His talks often focused on the challenge of looking ahead, not back, linking the ideas of courage and faith:

I love to play with words and look at them closely. I wonder if it has ever occurred to you to examine the word, life, l-i-f-e? In the middle of every life is an "if," i-f, and therefore a great many things can be. There is no point in thinking in terms of what might have been. One has to have faith, one has to have courage, and faith and courage go together, because you cannot have courage without faith. On the other hand, faith leads to courage.

==Honors and memorials==
Honors Halpern received during his life and after his death include the renaming of the East Midwood Jewish Center educational center as the "Rabbi Harry Halpern Education Center" on March 17, 1995, and a 1947 gift of $50,000, raised by members of his synagog congregation and friends, to establish a fellowship in Talmudic study at the Jewish Theological Seminary in his honor. In 1948, the East Midwood Jewish Center sisterhood honored Halpern by asking him to present an ambulance on the group's behalf to the "American Red Mogen Dovid for Palestine, Inc." (precursor to the Red Magen David), which he called in his presentation remarks "the Red Cross of Israel."
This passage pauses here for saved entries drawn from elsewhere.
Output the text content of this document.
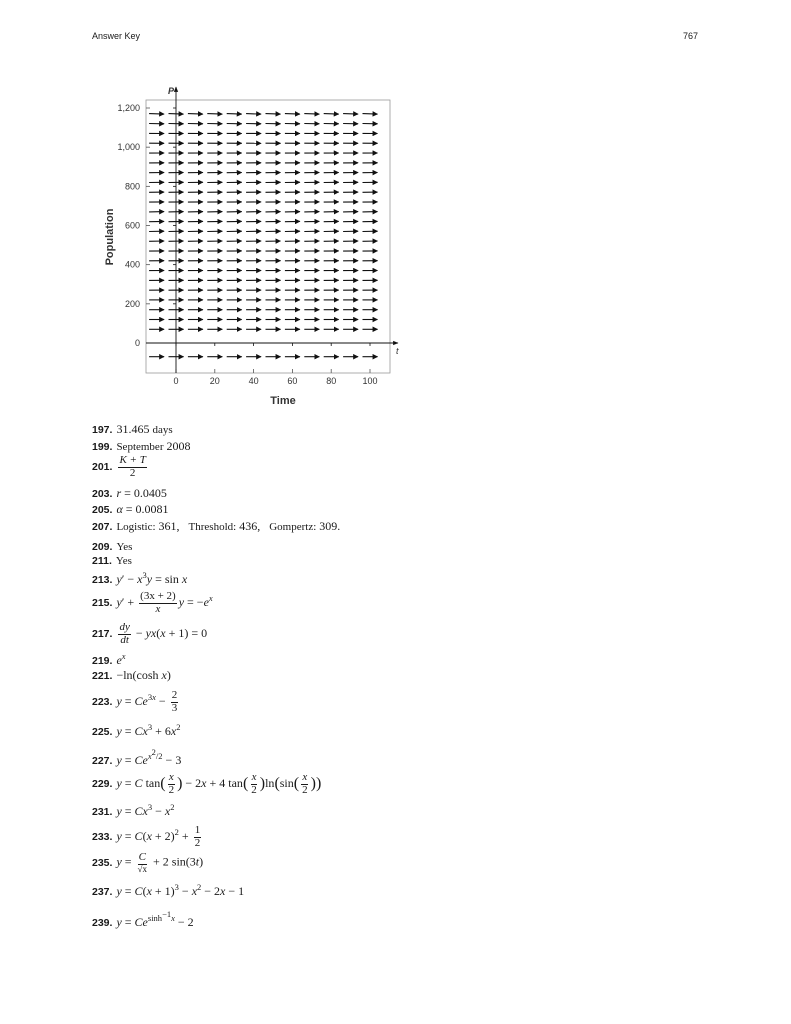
Answer Key	767
0	20	40	60	80	100
0
200
400
600
800
1,000
1,200
P
t
Time
Population
197. 31.465 days
199. September 2008
201. $\frac{K + T}{2}$
203. r = 0.0405
205. α = 0.0081
207. Logistic: 361, Threshold: 436, Gompertz: 309.
209. Yes
211. Yes
213. $y' - x^3y = \sin x$
215. $y' + \frac{(3x + 2)}{x}$ $y = -e^x$
217. $\frac{dy}{dt} - yx(x + 1) = 0$
219. $e^x$
221. −ln(cosh x)
223. $y = Ce^{3x} - \frac{2}{3}$
225. $y = Cx^3 + 6x^2$
227. $y = Ce^{x^2/2} - 3$
229. y = C $\tan( \frac{x}{2}$ ) − 2x + 4 $\tan( \frac{x}{2} )\ln(\sin( \frac{x}{2}$ ))
231. $y = Cx^3 - x^2$
233. $y = C(x + 2)^2 + \frac{1}{2}$
235. $y = \frac{C}{√x} + 2$ sin(3t)
237. $y = C(x + 1)^3 - x^2 - 2x - 1$
239. $y = Ce^{sinh^{-1}x} - 2$
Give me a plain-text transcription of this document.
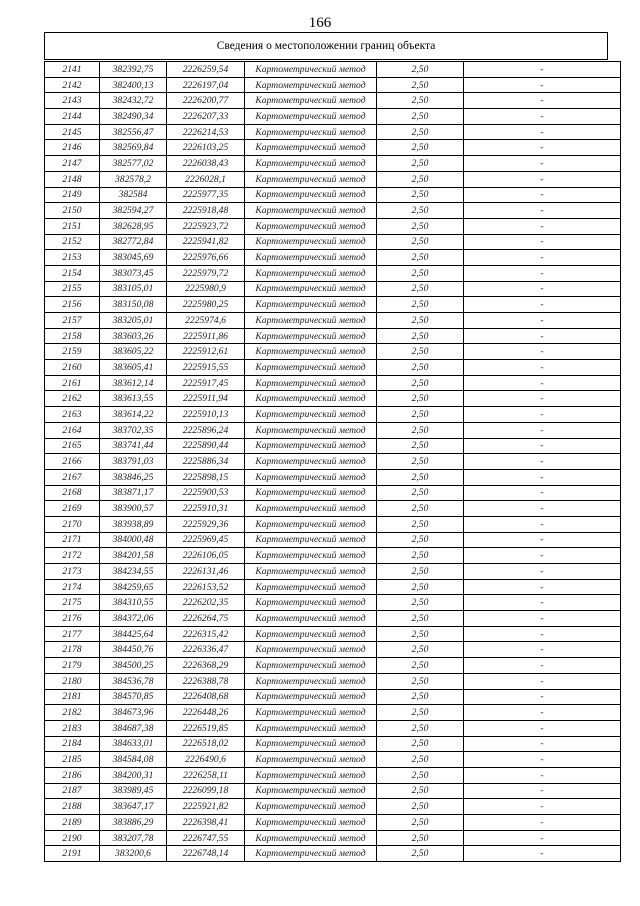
166
Сведения о местоположении границ объекта
2141	382392,75	2226259,54	Картометрический метод	2,50	-
2142	382400,13	2226197,04	Картометрический метод	2,50	-
2143	382432,72	2226200,77	Картометрический метод	2,50	-
2144	382490,34	2226207,33	Картометрический метод	2,50	-
2145	382556,47	2226214,53	Картометрический метод	2,50	-
2146	382569,84	2226103,25	Картометрический метод	2,50	-
2147	382577,02	2226038,43	Картометрический метод	2,50	-
2148	382578,2	2226028,1	Картометрический метод	2,50	-
2149	382584	2225977,35	Картометрический метод	2,50	-
2150	382594,27	2225918,48	Картометрический метод	2,50	-
2151	382628,95	2225923,72	Картометрический метод	2,50	-
2152	382772,84	2225941,82	Картометрический метод	2,50	-
2153	383045,69	2225976,66	Картометрический метод	2,50	-
2154	383073,45	2225979,72	Картометрический метод	2,50	-
2155	383105,01	2225980,9	Картометрический метод	2,50	-
2156	383150,08	2225980,25	Картометрический метод	2,50	-
2157	383205,01	2225974,6	Картометрический метод	2,50	-
2158	383603,26	2225911,86	Картометрический метод	2,50	-
2159	383605,22	2225912,61	Картометрический метод	2,50	-
2160	383605,41	2225915,55	Картометрический метод	2,50	-
2161	383612,14	2225917,45	Картометрический метод	2,50	-
2162	383613,55	2225911,94	Картометрический метод	2,50	-
2163	383614,22	2225910,13	Картометрический метод	2,50	-
2164	383702,35	2225896,24	Картометрический метод	2,50	-
2165	383741,44	2225890,44	Картометрический метод	2,50	-
2166	383791,03	2225886,34	Картометрический метод	2,50	-
2167	383846,25	2225898,15	Картометрический метод	2,50	-
2168	383871,17	2225900,53	Картометрический метод	2,50	-
2169	383900,57	2225910,31	Картометрический метод	2,50	-
2170	383938,89	2225929,36	Картометрический метод	2,50	-
2171	384000,48	2225969,45	Картометрический метод	2,50	-
2172	384201,58	2226106,05	Картометрический метод	2,50	-
2173	384234,55	2226131,46	Картометрический метод	2,50	-
2174	384259,65	2226153,52	Картометрический метод	2,50	-
2175	384310,55	2226202,35	Картометрический метод	2,50	-
2176	384372,06	2226264,75	Картометрический метод	2,50	-
2177	384425,64	2226315,42	Картометрический метод	2,50	-
2178	384450,76	2226336,47	Картометрический метод	2,50	-
2179	384500,25	2226368,29	Картометрический метод	2,50	-
2180	384536,78	2226388,78	Картометрический метод	2,50	-
2181	384570,85	2226408,68	Картометрический метод	2,50	-
2182	384673,96	2226448,26	Картометрический метод	2,50	-
2183	384687,38	2226519,85	Картометрический метод	2,50	-
2184	384633,01	2226518,02	Картометрический метод	2,50	-
2185	384584,08	2226490,6	Картометрический метод	2,50	-
2186	384200,31	2226258,11	Картометрический метод	2,50	-
2187	383989,45	2226099,18	Картометрический метод	2,50	-
2188	383647,17	2225921,82	Картометрический метод	2,50	-
2189	383886,29	2226398,41	Картометрический метод	2,50	-
2190	383207,78	2226747,55	Картометрический метод	2,50	-
2191	383200,6	2226748,14	Картометрический метод	2,50	-
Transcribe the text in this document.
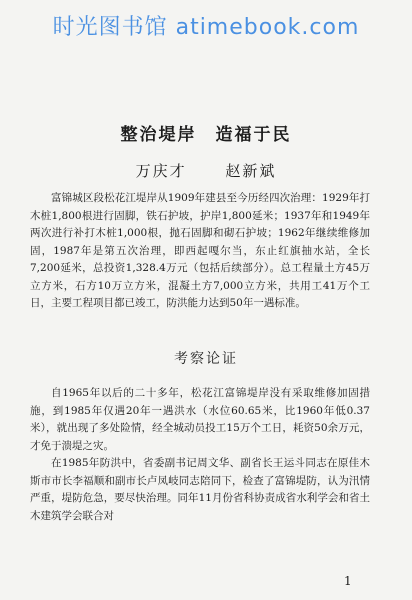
时光图书馆 atimebook.com
整治堤岸　造福于民
万庆才	赵新斌

富锦城区段松花江堤岸从1909年建县至今历经四次治理：1929年打木桩1,800根进行固脚，铁石护坡，护岸1,800延米；1937年和1949年两次进行补打木桩1,000根，抛石固脚和砌石护坡；1962年继续维修加固，1987年是第五次治理，即西起嘎尔当，东止红旗抽水站，全长7,200延米，总投资1,328.4万元（包括后续部分）。总工程量土方45万立方米，石方10万立方米，混凝土方7,000立方米，共用工41万个工日，主要工程项目都已竣工，防洪能力达到50年一遇标准。

考察论证

自1965年以后的二十多年，松花江富锦堤岸没有采取维修加固措施，到1985年仅遇20年一遇洪水（水位60.65米，比1960年低0.37米），就出现了多处险情，经全城动员投工15万个工日，耗资50余万元，才免于溃堤之灾。

在1985年防洪中，省委副书记周文华、副省长王运斗同志在原佳木斯市市长李福顺和副市长卢凤岐同志陪同下，检查了富锦堤防，认为汛情严重，堤防危急，要尽快治理。同年11月份省科协责成省水利学会和省土木建筑学会联合对

1
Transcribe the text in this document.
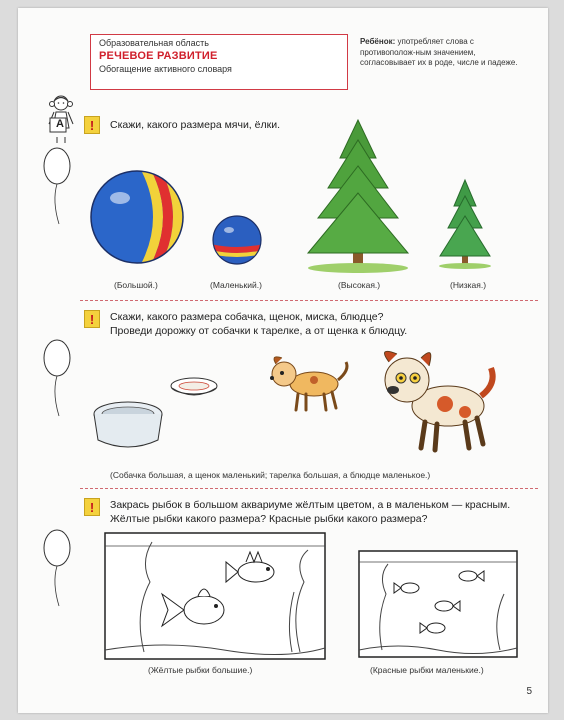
Образовательная область
РЕЧЕВОЕ РАЗВИТИЕ
Обогащение активного словаря
Ребёнок: употребляет слова с противополож-ным значением, согласовывает их в роде, числе и падеже.
А	!	Скажи, какого размера мячи, ёлки.
(Большой.)	(Маленький.)	(Высокая.)	(Низкая.)
!	Скажи, какого размера собачка, щенок, миска, блюдце?
Проведи дорожку от собачки к тарелке, а от щенка к блюдцу.
(Собачка большая, а щенок маленький; тарелка большая, а блюдце маленькое.)
!	Закрась рыбок в большом аквариуме жёлтым цветом, а в маленьком — красным.
Жёлтые рыбки какого размера? Красные рыбки какого размера?
(Жёлтые рыбки большие.)	(Красные рыбки маленькие.)
5
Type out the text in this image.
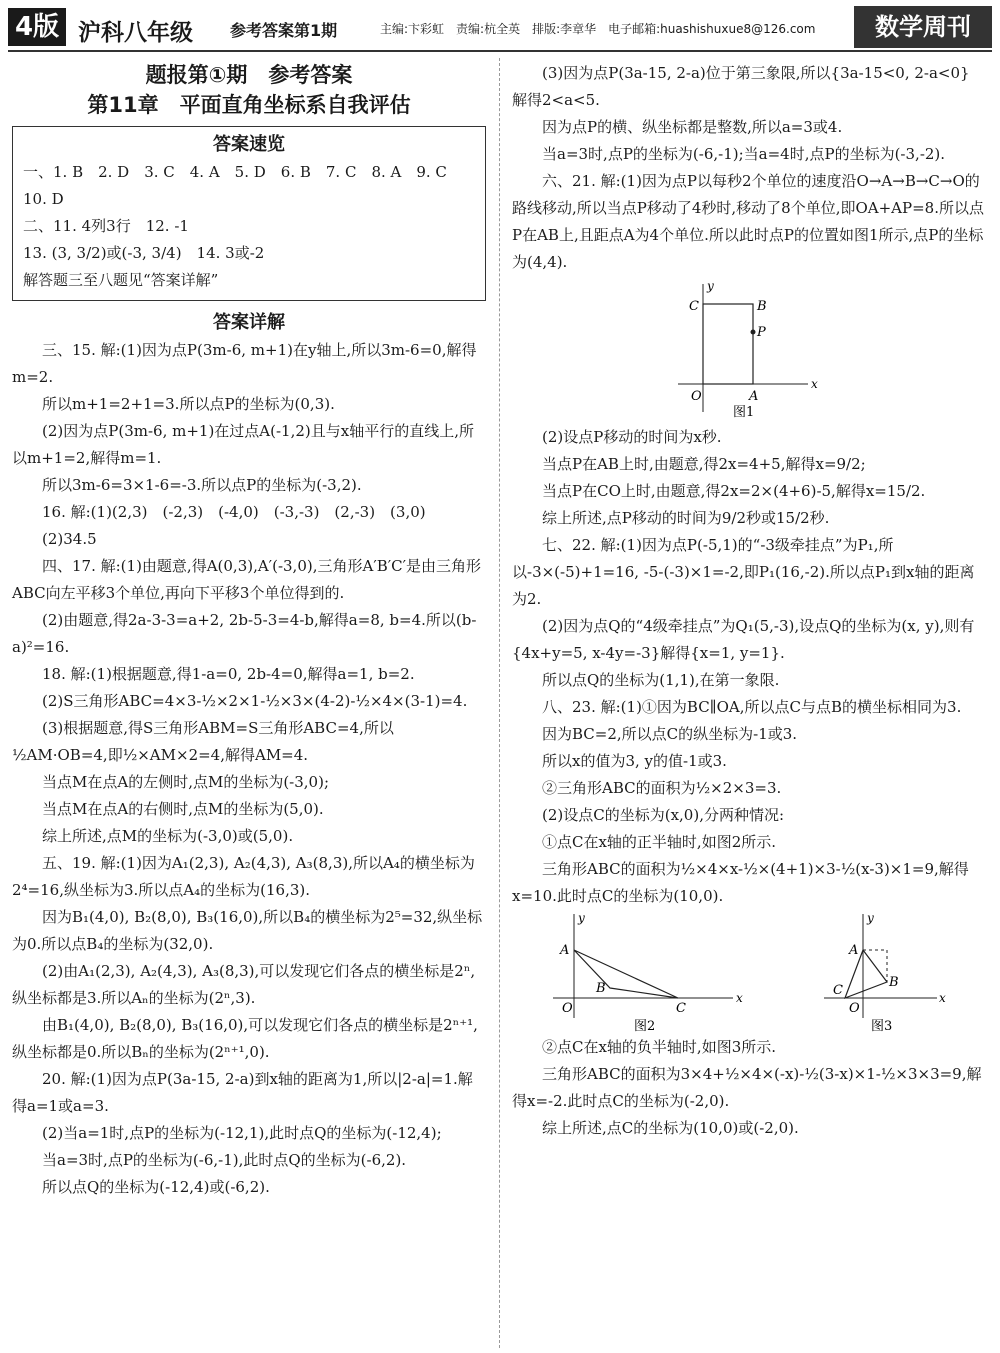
4版 沪科八年级 参考答案第1期	主编:卞彩虹　责编:杭全英　排版:李章华　电子邮箱:huashishuxue8@126.com	数学周刊
题报第①期　参考答案
第11章　平面直角坐标系自我评估
答案速览

一、1. B　2. D　3. C　4. A　5. D　6. B　7. C　8. A　9. C　10. D

二、11. 4列3行　12. -1

13. (3, 3/2)或(-3, 3/4)　14. 3或-2

解答题三至八题见“答案详解”

答案详解

三、15. 解:(1)因为点P(3m-6, m+1)在y轴上,所以3m-6=0,解得m=2.

所以m+1=2+1=3.所以点P的坐标为(0,3).

(2)因为点P(3m-6, m+1)在过点A(-1,2)且与x轴平行的直线上,所以m+1=2,解得m=1.

所以3m-6=3×1-6=-3.所以点P的坐标为(-3,2).

16. 解:(1)(2,3)　(-2,3)　(-4,0)　(-3,-3)　(2,-3)　(3,0)

(2)34.5

四、17. 解:(1)由题意,得A(0,3),A′(-3,0),三角形A′B′C′是由三角形ABC向左平移3个单位,再向下平移3个单位得到的.

(2)由题意,得2a-3-3=a+2, 2b-5-3=4-b,解得a=8, b=4.所以(b-a)²=16.

18. 解:(1)根据题意,得1-a=0, 2b-4=0,解得a=1, b=2.

(2)S三角形ABC=4×3-½×2×1-½×3×(4-2)-½×4×(3-1)=4.

(3)根据题意,得S三角形ABM=S三角形ABC=4,所以½AM·OB=4,即½×AM×2=4,解得AM=4.

当点M在点A的左侧时,点M的坐标为(-3,0);

当点M在点A的右侧时,点M的坐标为(5,0).

综上所述,点M的坐标为(-3,0)或(5,0).

五、19. 解:(1)因为A₁(2,3), A₂(4,3), A₃(8,3),所以A₄的横坐标为2⁴=16,纵坐标为3.所以点A₄的坐标为(16,3).

因为B₁(4,0), B₂(8,0), B₃(16,0),所以B₄的横坐标为2⁵=32,纵坐标为0.所以点B₄的坐标为(32,0).

(2)由A₁(2,3), A₂(4,3), A₃(8,3),可以发现它们各点的横坐标是2ⁿ,纵坐标都是3.所以Aₙ的坐标为(2ⁿ,3).

由B₁(4,0), B₂(8,0), B₃(16,0),可以发现它们各点的横坐标是2ⁿ⁺¹,纵坐标都是0.所以Bₙ的坐标为(2ⁿ⁺¹,0).

20. 解:(1)因为点P(3a-15, 2-a)到x轴的距离为1,所以|2-a|=1.解得a=1或a=3.

(2)当a=1时,点P的坐标为(-12,1),此时点Q的坐标为(-12,4);

当a=3时,点P的坐标为(-6,-1),此时点Q的坐标为(-6,2).

所以点Q的坐标为(-12,4)或(-6,2).

(3)因为点P(3a-15, 2-a)位于第三象限,所以{3a-15<0, 2-a<0}解得2<a<5.

因为点P的横、纵坐标都是整数,所以a=3或4.

当a=3时,点P的坐标为(-6,-1);当a=4时,点P的坐标为(-3,-2).

六、21. 解:(1)因为点P以每秒2个单位的速度沿O→A→B→C→O的路线移动,所以当点P移动了4秒时,移动了8个单位,即OA+AP=8.所以点P在AB上,且距点A为4个单位.所以此时点P的位置如图1所示,点P的坐标为(4,4).

x
y
O	A
B
C
P
图1

(2)设点P移动的时间为x秒.

当点P在AB上时,由题意,得2x=4+5,解得x=9/2;

当点P在CO上时,由题意,得2x=2×(4+6)-5,解得x=15/2.

综上所述,点P移动的时间为9/2秒或15/2秒.

七、22. 解:(1)因为点P(-5,1)的“-3级牵挂点”为P₁,所以-3×(-5)+1=16, -5-(-3)×1=-2,即P₁(16,-2).所以点P₁到x轴的距离为2.

(2)因为点Q的“4级牵挂点”为Q₁(5,-3),设点Q的坐标为(x, y),则有{4x+y=5, x-4y=-3}解得{x=1, y=1}.

所以点Q的坐标为(1,1),在第一象限.

八、23. 解:(1)①因为BC∥OA,所以点C与点B的横坐标相同为3.

因为BC=2,所以点C的纵坐标为-1或3.

所以x的值为3, y的值-1或3.

②三角形ABC的面积为½×2×3=3.

(2)设点C的坐标为(x,0),分两种情况:

①点C在x轴的正半轴时,如图2所示.

三角形ABC的面积为½×4×x-½×(4+1)×3-½(x-3)×1=9,解得x=10.此时点C的坐标为(10,0).

x
y
O
A
B
C
图2
x
y
O
A
B
C
图3

②点C在x轴的负半轴时,如图3所示.

三角形ABC的面积为3×4+½×4×(-x)-½(3-x)×1-½×3×3=9,解得x=-2.此时点C的坐标为(-2,0).

综上所述,点C的坐标为(10,0)或(-2,0).
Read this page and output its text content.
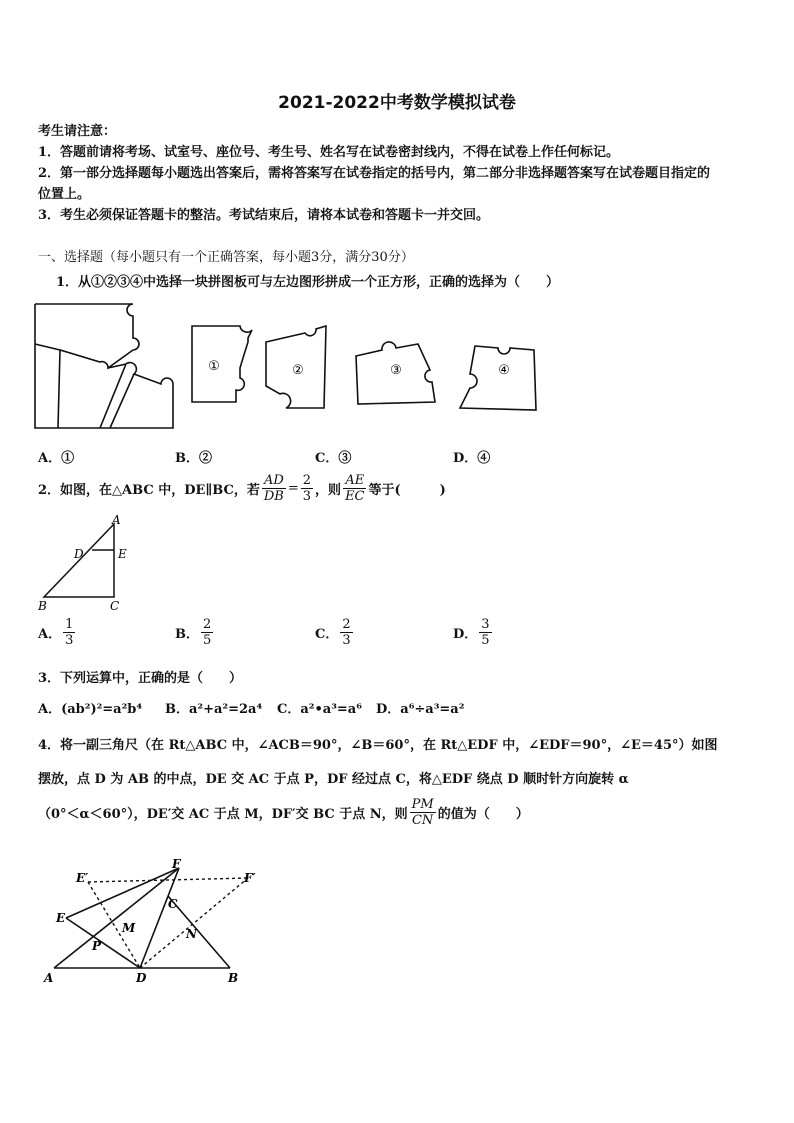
2021-2022中考数学模拟试卷
考生请注意：
1．答题前请将考场、试室号、座位号、考生号、姓名写在试卷密封线内，不得在试卷上作任何标记。
2．第一部分选择题每小题选出答案后，需将答案写在试卷指定的括号内，第二部分非选择题答案写在试卷题目指定的
位置上。
3．考生必须保证答题卡的整洁。考试结束后，请将本试卷和答题卡一并交回。
一、选择题（每小题只有一个正确答案，每小题3分，满分30分）
1．从①②③④中选择一块拼图板可与左边图形拼成一个正方形，正确的选择为（　　）
①	②	③	④
A．①	B．②	C．③	D．④
2．如图，在△ABC 中，DE∥BC，若 $\frac{AD}{DB} = \frac{2}{3}$ ，则 $\frac{AE}{EC}$ 等于(　　　)
A
D	E
B	C
A． $\frac{1}{3}$	B． $\frac{2}{5}$	C． $\frac{2}{3}$	D． $\frac{3}{5}$
3．下列运算中，正确的是（　　）
A．(ab²)²=a²b⁴ B．a²+a²=2a⁴ C．a²•a³=a⁶ D．a⁶÷a³=a²
4．将一副三角尺（在 Rt△ABC 中，∠ACB＝90°，∠B＝60°，在 Rt△EDF 中，∠EDF＝90°，∠E＝45°）如图
摆放，点 D 为 AB 的中点，DE 交 AC 于点 P，DF 经过点 C，将△EDF 绕点 D 顺时针方向旋转 α
（0°＜α＜60°），DE′交 AC 于点 M，DF′交 BC 于点 N，则 $\frac{PM}{CN}$ 的值为（　　）
F
E′	F′
E
C
M	N
P
A	D	B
In April 1954, the EMJC held a weekend-long celebration honoring Halpern's 25th year in the rabbinate and the center's 30th anniversary. Among those who paid tribute to Halpern were Abraham L. Sacher, president of Brandeis University," who spoke at a dinner in Halpern's honor, and Supreme Court Justice Maximilian Moss, who delivered a greeting at the Friday evening worship services that began the weekend program. Rabbi Simon Greenberg, Vice-chancellor of the Jewish Theological Seminary, officiated at the service.

Additionally, the East Midwood Jewish Center's school presents the annual Dvora Halpern Memorial Award, named in memory of Halpern's mother,

==Published works==
- "From Where I stand" (collection of sermons, essays, and lectures), Ktav Publishing House, New York, 1974: ISBN 978-0-87068-263-6.
- "Bible Readings for the Young: Volume I," Behrman House, 1922.